A motion in limine is a pre-trial motion, but what distinguishes it from other motions, like a motion to suppress statements or quash arrest, is that it can usually be ruled upon with only brief legal argument. Indeed, many motions in limine are agreed to.
For example, just before I go to trial, I have a standard list of motions that I file with the court. These include requests that witnesses be excluded from the courtroom when others are testifying, that my client be allowed to appear in regular clothing (if he is in custody), and that the prosecution refrain from mentioning that I’m a public defender. The prosecution typically agrees to these.
My list also includes that the prosecution not be allowed to reference my client’s prior criminal history, should he choose to testify. The prosecution always objects to this, and we then ask the court to engage in the prejudicial/probative value balancing test with which I suspect you are already familiar.

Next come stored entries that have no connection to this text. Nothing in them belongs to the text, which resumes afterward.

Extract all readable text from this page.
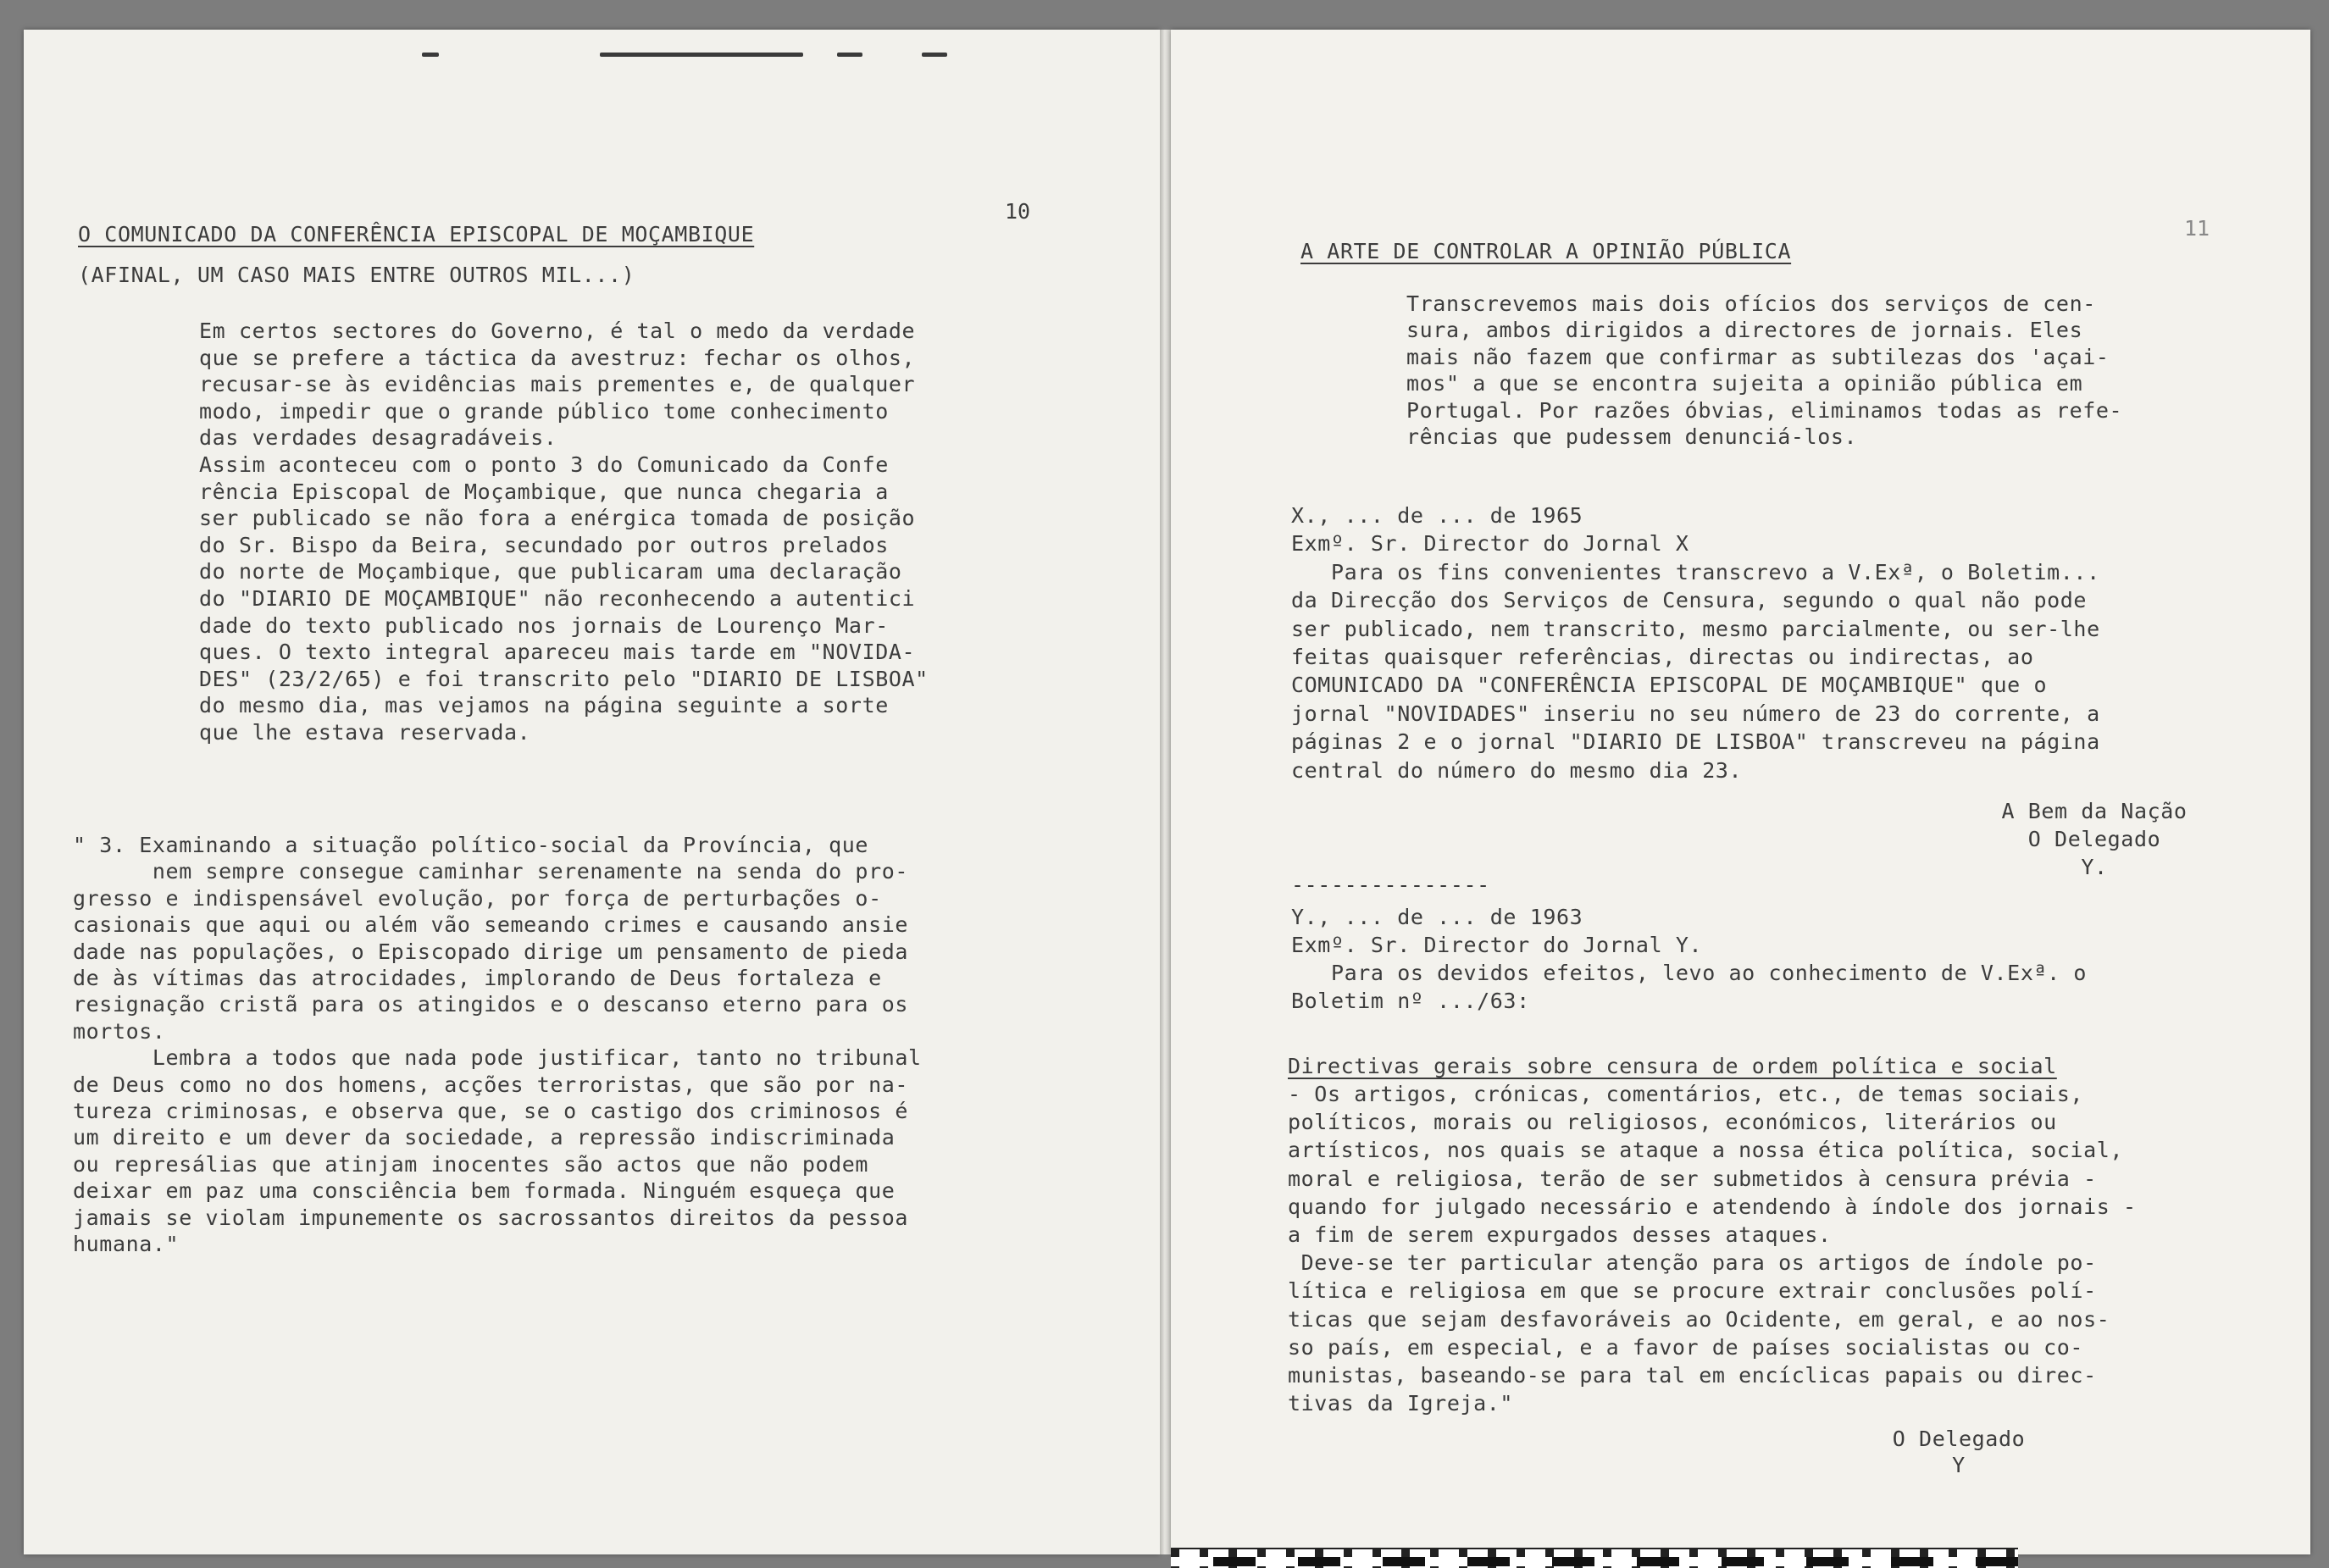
10
O COMUNICADO DA CONFERÊNCIA EPISCOPAL DE MOÇAMBIQUE
(AFINAL, UM CASO MAIS ENTRE OUTROS MIL...)
Em certos sectores do Governo, é tal o medo da verdade
que se prefere a táctica da avestruz: fechar os olhos,
recusar-se às evidências mais prementes e, de qualquer
modo, impedir que o grande público tome conhecimento
das verdades desagradáveis.
Assim aconteceu com o ponto 3 do Comunicado da Confe
rência Episcopal de Moçambique, que nunca chegaria a
ser publicado se não fora a enérgica tomada de posição
do Sr. Bispo da Beira, secundado por outros prelados
do norte de Moçambique, que publicaram uma declaração
do "DIARIO DE MOÇAMBIQUE" não reconhecendo a autentici
dade do texto publicado nos jornais de Lourenço Mar-
ques. O texto integral apareceu mais tarde em "NOVIDA-
DES" (23/2/65) e foi transcrito pelo "DIARIO DE LISBOA"
do mesmo dia, mas vejamos na página seguinte a sorte
que lhe estava reservada.
" 3. Examinando a situação político-social da Província, que
nem sempre consegue caminhar serenamente na senda do pro-
gresso e indispensável evolução, por força de perturbações o-
casionais que aqui ou além vão semeando crimes e causando ansie
dade nas populações, o Episcopado dirige um pensamento de pieda
de às vítimas das atrocidades, implorando de Deus fortaleza e
resignação cristã para os atingidos e o descanso eterno para os
mortos.
Lembra a todos que nada pode justificar, tanto no tribunal
de Deus como no dos homens, acções terroristas, que são por na-
tureza criminosas, e observa que, se o castigo dos criminosos é
um direito e um dever da sociedade, a repressão indiscriminada
ou represálias que atinjam inocentes são actos que não podem
deixar em paz uma consciência bem formada. Ninguém esqueça que
jamais se violam impunemente os sacrossantos direitos da pessoa
humana."
11
A ARTE DE CONTROLAR A OPINIÃO PÚBLICA
Transcrevemos mais dois ofícios dos serviços de cen-
sura, ambos dirigidos a directores de jornais. Eles
mais não fazem que confirmar as subtilezas dos 'açai-
mos" a que se encontra sujeita a opinião pública em
Portugal. Por razões óbvias, eliminamos todas as refe-
rências que pudessem denunciá-los.
X., ... de ... de 1965
Exmº. Sr. Director do Jornal X
Para os fins convenientes transcrevo a V.Exª, o Boletim...
da Direcção dos Serviços de Censura, segundo o qual não pode
ser publicado, nem transcrito, mesmo parcialmente, ou ser-lhe
feitas quaisquer referências, directas ou indirectas, ao
COMUNICADO DA "CONFERÊNCIA EPISCOPAL DE MOÇAMBIQUE" que o
jornal "NOVIDADES" inseriu no seu número de 23 do corrente, a
páginas 2 e o jornal "DIARIO DE LISBOA" transcreveu na página
central do número do mesmo dia 23.
A Bem da Nação
O Delegado
Y.
---------------
Y., ... de ... de 1963
Exmº. Sr. Director do Jornal Y.
Para os devidos efeitos, levo ao conhecimento de V.Exª. o
Boletim nº .../63:
Directivas gerais sobre censura de ordem política e social
- Os artigos, crónicas, comentários, etc., de temas sociais,
políticos, morais ou religiosos, económicos, literários ou
artísticos, nos quais se ataque a nossa ética política, social,
moral e religiosa, terão de ser submetidos à censura prévia -
quando for julgado necessário e atendendo à índole dos jornais -
a fim de serem expurgados desses ataques.
Deve-se ter particular atenção para os artigos de índole po-
lítica e religiosa em que se procure extrair conclusões polí-
ticas que sejam desfavoráveis ao Ocidente, em geral, e ao nos-
so país, em especial, e a favor de países socialistas ou co-
munistas, baseando-se para tal em encíclicas papais ou direc-
tivas da Igreja."
O Delegado
Y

These issues are best brought in a motion in limine rather than during trial because, if you ask for a ruling after the trial has already happened, it’s probably too late. For example, you can’t make a motion to exclude witnesses after the witnesses have already heard some of the testimony.
Aside from these types of motions in limine, you should also litigate any significant evidentiary issues that you think might arise before the case starts.
For example, if your case hinges on the admission of a statement that is arguably hearsay, get a ruling on that before trial. Don’t go to trial, have the judge rule against you, and then be left speechless. Instead, if you bring it in a motion in limine, you can use that statement with confidence – assuming that you win the pre-trial ruling. If you lose it, at least you have enough time to look for another way to attack the charges.
Of course, you can’t anticipate all of the surprises (which is part of the fun), but motions in limine are a good way to lessen some of the stress of a trial by taking away some of the uncertainty.